Mrs. Kunilou and I seem to be one generation (and perhaps two) ahead of most of you. We grew up in the 60s and 70s when there were any number of very nice songs with very bad lyrics. Two, from opposite directions…
The adorable and easy to listen to group called the Association wrote and recorded a whole string of romantic ballads. When you listen carefully to the lyrics you realize they had the aggregate lyric ability of a 12-year old girl writing poetry about a dreamboat on a TV show.
The horn-heavy gravel-voiced Ides of March recorded an extremely listenable song called Vehicle. Even when it was first released, people who found themselves singing along blanched when they realized the were singing lyrics like “I’m the friendly stranger in the black sedan, come and let me take you for a ride.”
I used to like Trouble by Coldplay but there’s one line in there that’s “here I am in love in a bubble” and it drives me insane. It’s such a doofy line that I can’t listen to the song all the way through anymore.
I can’t listen to “I Dig Rock And Roll Music” by Peter, Paul & Mary anymore. Many years after the fact, it was made known that they did not, in fact, dig rock and roll music, they hated it. The song was a nasty swipe at the current (1967) music scene and the players in it, disguised as praise and acceptance.
I admit that I’ve always liked the chorus in Sheryl Crow’s “All I Want To Do”, but was disappointed when I finally heard the entire song and found out most of it was about people-watching at a bar.

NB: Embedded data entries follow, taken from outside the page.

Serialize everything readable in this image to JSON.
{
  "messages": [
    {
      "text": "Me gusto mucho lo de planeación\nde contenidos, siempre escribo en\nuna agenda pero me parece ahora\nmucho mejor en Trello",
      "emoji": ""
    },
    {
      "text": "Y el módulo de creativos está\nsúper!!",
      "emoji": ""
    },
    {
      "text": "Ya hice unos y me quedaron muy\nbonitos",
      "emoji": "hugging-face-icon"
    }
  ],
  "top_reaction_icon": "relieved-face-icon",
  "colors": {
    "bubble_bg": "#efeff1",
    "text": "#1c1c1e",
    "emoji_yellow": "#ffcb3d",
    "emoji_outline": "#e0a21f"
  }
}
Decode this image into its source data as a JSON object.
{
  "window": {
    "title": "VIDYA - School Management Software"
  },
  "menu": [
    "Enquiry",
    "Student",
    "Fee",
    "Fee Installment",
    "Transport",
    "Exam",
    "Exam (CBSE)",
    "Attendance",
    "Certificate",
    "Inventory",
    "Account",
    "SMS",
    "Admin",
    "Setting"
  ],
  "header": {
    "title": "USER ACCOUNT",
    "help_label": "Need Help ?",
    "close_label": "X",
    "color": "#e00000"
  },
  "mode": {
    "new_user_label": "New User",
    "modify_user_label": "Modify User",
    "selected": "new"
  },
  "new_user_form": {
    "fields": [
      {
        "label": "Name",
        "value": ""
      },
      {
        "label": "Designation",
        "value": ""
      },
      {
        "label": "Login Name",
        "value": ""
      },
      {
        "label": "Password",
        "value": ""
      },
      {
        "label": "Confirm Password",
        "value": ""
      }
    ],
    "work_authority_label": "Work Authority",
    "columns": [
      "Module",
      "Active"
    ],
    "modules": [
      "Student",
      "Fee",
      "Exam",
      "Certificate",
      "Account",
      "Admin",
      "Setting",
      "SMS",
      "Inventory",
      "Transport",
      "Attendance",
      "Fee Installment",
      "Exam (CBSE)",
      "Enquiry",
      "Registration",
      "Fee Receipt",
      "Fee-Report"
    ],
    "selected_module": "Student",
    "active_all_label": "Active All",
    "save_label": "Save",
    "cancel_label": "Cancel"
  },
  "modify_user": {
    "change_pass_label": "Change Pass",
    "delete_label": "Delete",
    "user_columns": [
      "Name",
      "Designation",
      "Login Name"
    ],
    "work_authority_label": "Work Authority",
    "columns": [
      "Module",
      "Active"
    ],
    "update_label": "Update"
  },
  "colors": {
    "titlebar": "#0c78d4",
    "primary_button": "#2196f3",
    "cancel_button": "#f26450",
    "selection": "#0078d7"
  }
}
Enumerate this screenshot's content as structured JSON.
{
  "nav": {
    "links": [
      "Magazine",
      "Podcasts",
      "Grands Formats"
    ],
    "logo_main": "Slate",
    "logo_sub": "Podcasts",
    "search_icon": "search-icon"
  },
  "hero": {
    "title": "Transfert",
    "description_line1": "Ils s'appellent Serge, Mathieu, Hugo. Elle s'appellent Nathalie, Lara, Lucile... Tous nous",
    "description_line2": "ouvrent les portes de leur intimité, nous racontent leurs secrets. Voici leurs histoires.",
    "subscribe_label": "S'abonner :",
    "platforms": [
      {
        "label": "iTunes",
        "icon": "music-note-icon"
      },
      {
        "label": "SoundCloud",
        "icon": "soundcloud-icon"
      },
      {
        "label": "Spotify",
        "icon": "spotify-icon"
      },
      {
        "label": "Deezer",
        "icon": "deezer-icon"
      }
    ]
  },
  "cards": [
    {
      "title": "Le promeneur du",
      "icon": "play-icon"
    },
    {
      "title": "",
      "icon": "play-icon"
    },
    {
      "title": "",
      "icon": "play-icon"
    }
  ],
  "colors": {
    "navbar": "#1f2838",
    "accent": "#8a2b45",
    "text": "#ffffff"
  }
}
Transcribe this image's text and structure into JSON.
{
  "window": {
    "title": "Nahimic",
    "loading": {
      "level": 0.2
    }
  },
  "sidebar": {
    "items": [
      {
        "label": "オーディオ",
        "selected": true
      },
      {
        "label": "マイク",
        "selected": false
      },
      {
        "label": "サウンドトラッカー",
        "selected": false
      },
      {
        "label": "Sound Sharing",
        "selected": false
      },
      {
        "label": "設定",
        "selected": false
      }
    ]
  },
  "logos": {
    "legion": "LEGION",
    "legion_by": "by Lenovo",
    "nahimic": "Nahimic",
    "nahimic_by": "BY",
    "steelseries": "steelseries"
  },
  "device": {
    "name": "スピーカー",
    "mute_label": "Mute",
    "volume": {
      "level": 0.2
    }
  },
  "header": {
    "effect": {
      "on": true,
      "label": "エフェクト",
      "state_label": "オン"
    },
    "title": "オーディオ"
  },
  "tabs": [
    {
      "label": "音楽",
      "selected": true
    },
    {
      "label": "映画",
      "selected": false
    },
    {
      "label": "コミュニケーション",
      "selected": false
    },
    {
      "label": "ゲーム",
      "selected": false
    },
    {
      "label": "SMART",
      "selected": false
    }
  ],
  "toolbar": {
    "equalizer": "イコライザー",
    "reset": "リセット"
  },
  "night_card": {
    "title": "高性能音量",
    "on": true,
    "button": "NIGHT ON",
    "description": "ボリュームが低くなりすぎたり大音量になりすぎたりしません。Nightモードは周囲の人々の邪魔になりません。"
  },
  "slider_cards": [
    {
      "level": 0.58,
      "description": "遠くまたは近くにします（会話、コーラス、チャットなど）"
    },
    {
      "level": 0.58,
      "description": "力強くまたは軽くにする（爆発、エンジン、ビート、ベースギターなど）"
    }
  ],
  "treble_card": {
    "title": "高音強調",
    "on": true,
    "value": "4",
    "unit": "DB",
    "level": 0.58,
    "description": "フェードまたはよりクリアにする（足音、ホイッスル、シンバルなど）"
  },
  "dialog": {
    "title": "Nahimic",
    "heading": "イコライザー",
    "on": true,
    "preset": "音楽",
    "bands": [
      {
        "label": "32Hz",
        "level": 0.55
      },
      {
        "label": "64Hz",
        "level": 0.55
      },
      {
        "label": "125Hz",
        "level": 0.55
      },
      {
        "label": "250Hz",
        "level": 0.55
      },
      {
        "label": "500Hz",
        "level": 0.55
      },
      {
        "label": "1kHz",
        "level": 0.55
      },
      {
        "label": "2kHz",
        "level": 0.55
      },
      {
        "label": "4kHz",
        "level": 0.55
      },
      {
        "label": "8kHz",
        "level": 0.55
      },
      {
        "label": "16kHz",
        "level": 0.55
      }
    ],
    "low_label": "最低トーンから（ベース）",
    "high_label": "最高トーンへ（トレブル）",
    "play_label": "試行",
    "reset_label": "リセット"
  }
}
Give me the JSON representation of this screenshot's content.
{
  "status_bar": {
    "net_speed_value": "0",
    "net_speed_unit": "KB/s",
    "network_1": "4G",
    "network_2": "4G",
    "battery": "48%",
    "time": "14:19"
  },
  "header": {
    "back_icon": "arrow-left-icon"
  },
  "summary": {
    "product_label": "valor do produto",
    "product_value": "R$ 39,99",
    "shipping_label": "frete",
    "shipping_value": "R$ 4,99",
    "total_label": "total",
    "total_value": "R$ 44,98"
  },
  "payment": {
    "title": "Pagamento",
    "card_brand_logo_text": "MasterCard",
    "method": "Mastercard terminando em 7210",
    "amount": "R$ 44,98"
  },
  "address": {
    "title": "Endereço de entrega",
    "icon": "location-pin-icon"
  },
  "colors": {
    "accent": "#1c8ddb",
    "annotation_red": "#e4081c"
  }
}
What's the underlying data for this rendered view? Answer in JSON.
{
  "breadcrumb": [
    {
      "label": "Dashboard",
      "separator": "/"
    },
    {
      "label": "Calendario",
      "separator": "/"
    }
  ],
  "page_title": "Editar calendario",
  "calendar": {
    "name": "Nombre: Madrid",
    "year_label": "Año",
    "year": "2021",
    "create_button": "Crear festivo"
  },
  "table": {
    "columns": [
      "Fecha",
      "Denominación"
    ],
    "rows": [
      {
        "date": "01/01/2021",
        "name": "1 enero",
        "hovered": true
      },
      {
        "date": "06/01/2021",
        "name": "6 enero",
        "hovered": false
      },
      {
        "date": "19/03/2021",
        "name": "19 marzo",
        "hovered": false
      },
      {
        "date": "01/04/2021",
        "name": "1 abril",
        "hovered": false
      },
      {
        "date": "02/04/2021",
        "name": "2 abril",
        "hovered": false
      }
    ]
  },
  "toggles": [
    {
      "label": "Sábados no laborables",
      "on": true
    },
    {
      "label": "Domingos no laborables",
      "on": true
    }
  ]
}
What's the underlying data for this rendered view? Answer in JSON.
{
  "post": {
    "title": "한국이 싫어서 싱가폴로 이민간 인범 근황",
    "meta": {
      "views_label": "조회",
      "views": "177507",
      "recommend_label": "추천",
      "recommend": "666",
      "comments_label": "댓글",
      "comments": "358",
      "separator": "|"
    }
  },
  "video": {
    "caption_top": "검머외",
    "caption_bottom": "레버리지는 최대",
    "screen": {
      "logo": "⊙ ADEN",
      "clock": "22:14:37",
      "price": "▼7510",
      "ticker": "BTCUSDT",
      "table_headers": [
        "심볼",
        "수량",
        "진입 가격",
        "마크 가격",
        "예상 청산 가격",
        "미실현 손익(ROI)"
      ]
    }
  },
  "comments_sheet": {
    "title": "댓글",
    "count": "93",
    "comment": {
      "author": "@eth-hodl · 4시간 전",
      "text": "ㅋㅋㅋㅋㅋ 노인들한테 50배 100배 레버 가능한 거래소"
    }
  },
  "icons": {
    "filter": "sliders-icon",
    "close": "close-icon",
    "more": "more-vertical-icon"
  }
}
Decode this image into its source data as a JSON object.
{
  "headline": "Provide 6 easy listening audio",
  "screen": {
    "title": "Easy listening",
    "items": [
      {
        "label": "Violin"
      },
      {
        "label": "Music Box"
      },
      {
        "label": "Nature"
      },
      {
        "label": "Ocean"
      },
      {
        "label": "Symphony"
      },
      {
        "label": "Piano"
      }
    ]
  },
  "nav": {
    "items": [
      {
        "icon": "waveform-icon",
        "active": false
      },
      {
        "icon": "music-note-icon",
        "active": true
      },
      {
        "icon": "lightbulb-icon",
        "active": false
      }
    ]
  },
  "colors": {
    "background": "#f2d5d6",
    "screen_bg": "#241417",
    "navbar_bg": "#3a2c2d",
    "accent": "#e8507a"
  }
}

I used to realy like Tool’s song “Prison Sex”. That is, utill I listened to the lyrics one day, and realized that the song is actually about prison sex. I still listen to it, though, and the music video (which definitely has nothing to do with the lyrics), although I’m not willing to search for the video online.
“Rockin’ in the Free World” by Neil Young. I went about 3 years before actually listening to the lyrics. I don’t own any Young albums and thought this was the one rocker I could like.
I assume I don’t have to explain my dislike of the song?
I thought Wonderful by Everclear was such a peppy, happy tune.
Then I listened to the lyrics.
Wow. How did they make a childs fear about his parents divorce so upbeat???
Now when I hear it I have to change the station. I’m pretty sure those lyrics describe how my son must have felt during my divorce and it makes me cry.
It’s exactly how I felt when my parents divorced. The “upbeat”-ness I disagree with, unless you’re just talking about the bouncy music. It’s more because they’re often keeping things somewhat lighthearted rather than appeal the the Goths.